Upon finishing the book, Draper said he felt liberated.
“I finished the novel in the light of this new perception,” he said.
While he set out to criticize the LDS religion, he really ended up writing about the fallacy of religious certainty, quoting Voltaire’s remark that “Doubt is uncomfortable, certainty is ridiculous.”
As someone who is not religious, it was easy to get into this book. It’s smart, well structured and the storyline is downright interesting. Even though I’ve lived in Utah my entire life, I never knew much about the religion, but Draper’s book offers real insight. I frequently found myself asking, “Is that what it’s really like?” When characters were going through their routines at church, discussing rules they follow or talking about how the religion affects their family life, I was genuinely interested because it was all so new to me.

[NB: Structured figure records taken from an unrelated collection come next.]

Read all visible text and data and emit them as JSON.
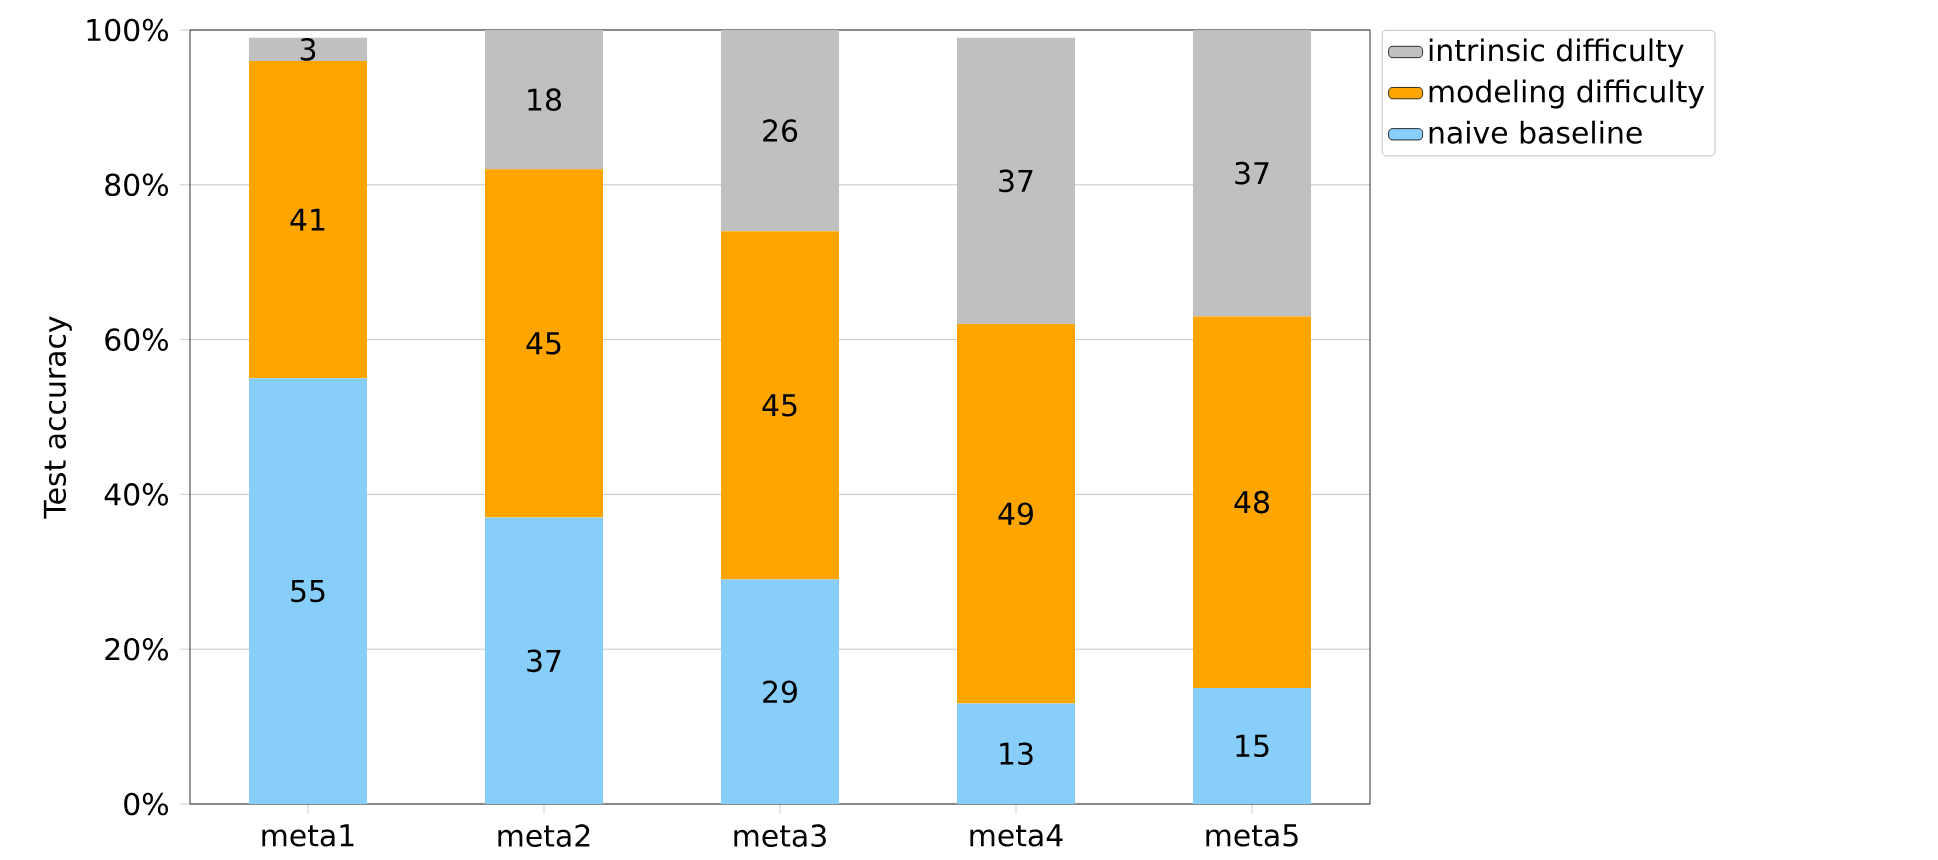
{
  "chart_data": {
    "type": "bar",
    "stacked": true,
    "ylabel": "Test accuracy",
    "categories": [
      "meta1",
      "meta2",
      "meta3",
      "meta4",
      "meta5"
    ],
    "series": [
      {
        "name": "naive baseline",
        "color": "#87cefa",
        "values": [
          55,
          37,
          29,
          13,
          15
        ]
      },
      {
        "name": "modeling difficulty",
        "color": "#ffa500",
        "values": [
          41,
          45,
          45,
          49,
          48
        ]
      },
      {
        "name": "intrinsic difficulty",
        "color": "#c0c0c0",
        "values": [
          3,
          18,
          26,
          37,
          37
        ]
      }
    ],
    "ylim": [
      0,
      100
    ],
    "yticks": [
      {
        "value": 0,
        "label": "0%"
      },
      {
        "value": 20,
        "label": "20%"
      },
      {
        "value": 40,
        "label": "40%"
      },
      {
        "value": 60,
        "label": "60%"
      },
      {
        "value": 80,
        "label": "80%"
      },
      {
        "value": 100,
        "label": "100%"
      }
    ],
    "grid": "y",
    "legend": "top right",
    "data_labels": true
  }
}
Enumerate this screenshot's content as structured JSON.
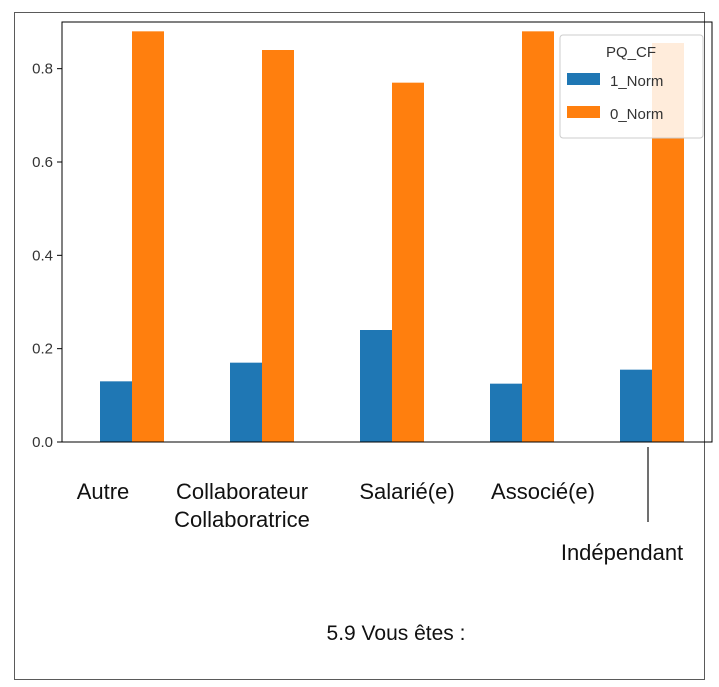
{
  "chart_data": {
    "type": "bar",
    "categories": [
      "Autre",
      "Collaborateur\nCollaboratrice",
      "Salarié(e)",
      "Associé(e)",
      "Indépendant"
    ],
    "series": [
      {
        "name": "1_Norm",
        "color": "#1f77b4",
        "values": [
          0.13,
          0.17,
          0.24,
          0.125,
          0.155
        ]
      },
      {
        "name": "0_Norm",
        "color": "#ff7f0e",
        "values": [
          0.88,
          0.84,
          0.77,
          0.88,
          0.855
        ]
      }
    ],
    "yticks": [
      "0.0",
      "0.2",
      "0.4",
      "0.6",
      "0.8"
    ],
    "ylim": [
      0,
      0.9
    ],
    "legend": {
      "title": "PQ_CF",
      "position": "top-right"
    },
    "caption": "5.9 Vous êtes :",
    "grid": false
  }
}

While it fascinating to learn about a religion, it was often easy to get lost in the Bible quotations and other religious references. There are areas in the book that confused me, but there are many places where Draper takes the time to explain what a certain aspect of the religion means, which, to an objective reader, was very helpful.
The book takes on a very real quality throughout, and the characters are relatable. It doesn’t feel as if Draper is making up outlandish things that his readers can’t follow. No one is perfect, and the characters in this book exhibit that as well. Similarly, the vocabulary that Draper uses really adds to the characters’ personalities.
Like Draper said, the book seeks to explore the meaning of different aspects of religion, such as inconsistencies and questions about what they believe. The central characters often do this, and it’s engaging to read and share their thought processes. Also, Draper demonstrates some of the tension that comes with being affiliated with other religions and how the LDS church differs from others.
Overall, this book is a great read. If you’re looking for something to make you think, this definitely will. Draper also has a blog that explores other topics that go along with the book. Draper’s book is available on Amazon as a Kindle version or a paperback version.